2009年の経営刷新、2010年のダイバーシティ委員会発足、営業職の残業の多さ等の改善策としてモバイルワークの開始、2011年以降には東日本大震災をきっかけに残業時間削減のため本社でサマータイムが導入され、2014年4月より在宅勤務制度を本格導入しています。(参考

同社はコミュニケーションのきっかけとなる場づくりに力を入れており、月に2回社内外のゲストからユニークなキャリアやビジネスについて学ぶ場である「Calbee Learning Café」、カルビーを副業として勤務するスペシャリストを採用することでアイデアの壁打ちが実施できる「カルビっとワーカー」、普段お会いしない生産者さんのコンテスト出品を社内からサポートする「『にっぽんの宝物』への社員派遣」、異業種オフィスシェアで自身のリーダーシップ開発をする実験的取り組みである「Open Working」などの取り組みも実施しています。(参考

株式会社SiM24

同社は2005年にパナソニック株式会社の社内ベンチャー制度により設立された企業であり、創業時から完全在宅勤務制度(全く出社をしない在宅勤務)を導入しています。創業にあたり、優秀な女性技術者たちが仕事と出産・育児の両立に悩み、退職を余儀なくされてきた現実が会社にとっても社会にとっても大きな損失であると考えたといいます。

シスター制度・5人組制度を設けており、「シスター制度」は1人の新人に1年間1人のアドバイザー役の従業員が付き、困ったことや疑問点をアドバイザーに聞くことができる制度、「5人組制度」は解析の専門分野ごとに5人1チームで互いにフォローアップする制度です。(参考

株式会社INAP Vision

同社は2016年3月の設立当初より、育児や介護と仕事の両立のためにリモートワークを導入していましたが、新型コロナウイルス感染症拡大の影響から、テレワーク制度を本格導入し、リモートワークの対象者を拡大・推奨しています。
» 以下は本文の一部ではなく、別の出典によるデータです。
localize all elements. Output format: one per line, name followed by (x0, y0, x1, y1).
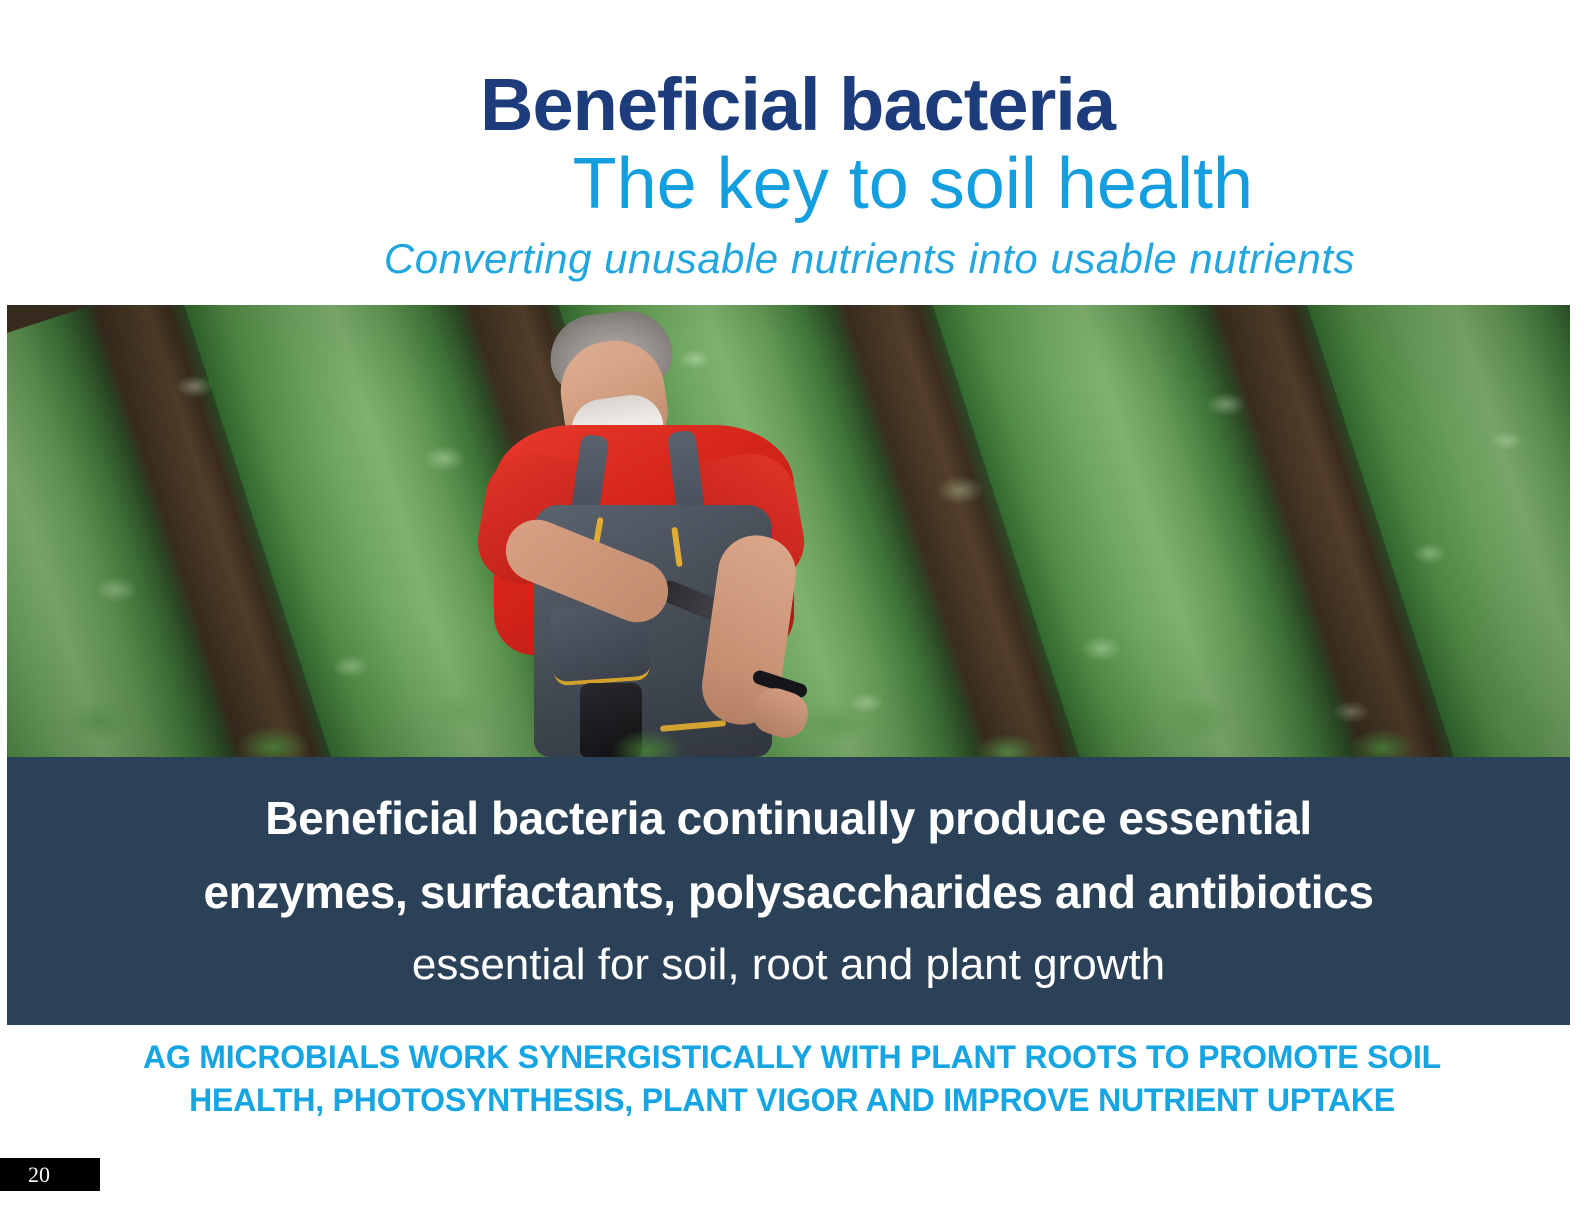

バーチャルオフィスを活用することで、会社と同様に対面のように気軽に会話や会議を実施しているほか、ライトニングトーク(LT)をプレゼン形式で定期的に行うことで、個人のスキルアップと、部署を超えたコミュニケーションのきっかけとしています。(参考

エヌ・ティ・ティ・データ先端技術 株式会社

全社員をテレワーク制度の対象とし、テレワークPCおよびスマートフォンを貸与しています。Web会議ソフトやコラボレーションツールのアカウントも全社員に付与し、社員同士が気軽にコミュニケーション、情報共有ができる環境を整備。
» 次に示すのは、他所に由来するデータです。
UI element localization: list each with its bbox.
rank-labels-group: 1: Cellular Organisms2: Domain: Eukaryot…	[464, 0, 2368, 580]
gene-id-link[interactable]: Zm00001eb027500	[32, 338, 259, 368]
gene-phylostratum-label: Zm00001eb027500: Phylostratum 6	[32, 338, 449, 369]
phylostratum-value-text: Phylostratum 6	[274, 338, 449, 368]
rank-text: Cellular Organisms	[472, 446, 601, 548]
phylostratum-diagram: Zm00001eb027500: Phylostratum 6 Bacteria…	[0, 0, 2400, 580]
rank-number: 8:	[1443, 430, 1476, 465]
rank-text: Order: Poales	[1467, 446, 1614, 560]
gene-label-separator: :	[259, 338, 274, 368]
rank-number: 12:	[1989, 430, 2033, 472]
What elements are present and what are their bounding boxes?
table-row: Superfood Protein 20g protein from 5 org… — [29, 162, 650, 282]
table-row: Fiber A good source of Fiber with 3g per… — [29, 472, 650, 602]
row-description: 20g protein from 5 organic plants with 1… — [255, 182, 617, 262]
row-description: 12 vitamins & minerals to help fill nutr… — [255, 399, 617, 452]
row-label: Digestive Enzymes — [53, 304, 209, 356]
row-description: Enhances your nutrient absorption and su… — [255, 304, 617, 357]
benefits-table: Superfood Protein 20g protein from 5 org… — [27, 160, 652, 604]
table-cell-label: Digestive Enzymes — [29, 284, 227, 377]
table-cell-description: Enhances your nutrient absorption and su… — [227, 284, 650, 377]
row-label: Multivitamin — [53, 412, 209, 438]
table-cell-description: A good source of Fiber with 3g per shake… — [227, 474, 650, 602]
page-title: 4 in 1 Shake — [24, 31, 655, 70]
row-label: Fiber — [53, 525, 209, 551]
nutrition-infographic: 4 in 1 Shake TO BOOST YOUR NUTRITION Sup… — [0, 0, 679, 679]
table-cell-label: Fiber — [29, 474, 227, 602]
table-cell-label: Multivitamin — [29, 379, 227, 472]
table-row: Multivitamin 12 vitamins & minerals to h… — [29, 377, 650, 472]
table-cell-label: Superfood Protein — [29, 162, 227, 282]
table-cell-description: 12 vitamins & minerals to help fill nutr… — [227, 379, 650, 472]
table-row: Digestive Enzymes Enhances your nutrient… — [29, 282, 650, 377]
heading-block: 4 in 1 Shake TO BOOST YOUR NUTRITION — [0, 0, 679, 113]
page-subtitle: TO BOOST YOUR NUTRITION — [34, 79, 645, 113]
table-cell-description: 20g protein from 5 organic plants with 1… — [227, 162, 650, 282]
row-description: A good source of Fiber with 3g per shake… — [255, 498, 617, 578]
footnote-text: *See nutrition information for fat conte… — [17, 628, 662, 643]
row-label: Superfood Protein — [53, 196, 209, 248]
月1回業務後に、趣味などの各テーマ別に希望者を対象としたオンライン交流会を開催したり、新卒社員向けには、4~6月の間、週2回、各30分程度、新卒社員や人事担当社員と雑談ができるオンライン交流会を開催したりと、社員の希望やフェーズに合わせた細やかな対応を実施しています。
またオフィスはフリーアドレス化し、空いたスペースを活用してコラボレーションスペースを設定、社員のコミュニケーション促進につなげているといいます。(参考

株式会社オークネット

オフィスのフリーアドレス促進、コミュニケーションスペースの充実だけではなく、Panopto動画プラットフォームの導入により、オンライン研修の主催者参加者双方の負担軽減や知識共有のスピードを加速しています。(参考

学びの方法や機会・量などを見直すことにより、社員同士の交流や意見交換が活発化し、コミュニケーションが生まれることもあるでしょう。

カンロ株式会社

インナーコミュニケーションツールとして社内専用SNSアプリ導入し、本社ではオフィス座席管理ソフトを導入しています。(参考

同社はリモート転勤制度を導入し、異動先が常時テレワークが可能な場合は転居を伴わない転勤を可能としました。それにより、単身赴任者が自宅や家族と離れることが無くなり、地方の人口減少の歯止めや単身生活による健康影響(食生活・生活の乱れ等)の向上等の社会的効果にも寄与できると期待しています。

株式会社GameWith

ICTを活用、人事労務系の書類はペーパーレス化し、入社手続きから労働条件変更、評
価制度のFB対応など、全てオンラインで対応できる体制を整えました。人事制度はリモートワークに合わせて調整し、アウトプット(成果)重視の評価や、高い成果に対する短期間での評価及び報酬への反映+その他今後の経営方針に伴う調整、また月一の進捗MTGを行い、リモートワーク化でも進捗を把握できるような仕組みに変更しています。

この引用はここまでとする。